Working memory is one of a special class of cognitive skills referred to as executive functions. Executive functions are the directive capacities of our minds, so we call this stage of cognitive processing Direction. The other two executive functions are inhibitory control, essential for self-regulation, and cognitive flexibility, which is how we reorient our thoughts when the rules of the world around us change, when we look at things from different perspectives or or when we shift from an external focus to internal reflective thinking. Executive functions are often likened to the conductor of the orchestra who directs all of the instruments to produce a coordinated musical experience. Like that conductor, our executive functions direct what is going in our brains to enable us to make decisions and take actions.

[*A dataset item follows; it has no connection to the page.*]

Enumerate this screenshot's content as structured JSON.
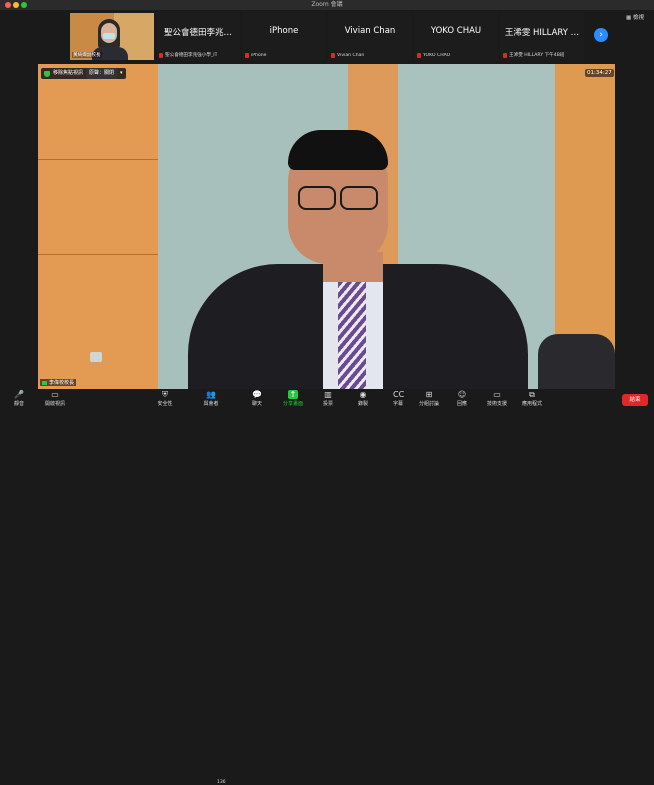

The thinking stage of processing is the stage at which we use cognitive skills like analysis and complex reasoning. These skills, which often read like lists of 21st Century skills, are also called higher order executive functions. The result of the thinking stage is some kind of output and this is the stage at which we achieve comprehension, make decisions, plan for the future, solve problems and take actions.
Non-Linear Integration of Skills
While all of these stages of processing seem like discrete steps or functions, our brains do not process information in a linear fashion. It is our brains’ ability to coordinate all of these processes together that accounts for learning and intelligence. Cognitive skills are the foundation for learning, and cognitive strengths and weaknesses impact the learning process. It has been estimated that cognitive skills account for 50% of the variance in academic performance, greater than factors such as instructional quality or focus on achievement. Thus, students who struggle with reading, math and other academic tasks, often do so because they have weaknesses in one or more cognitive skills.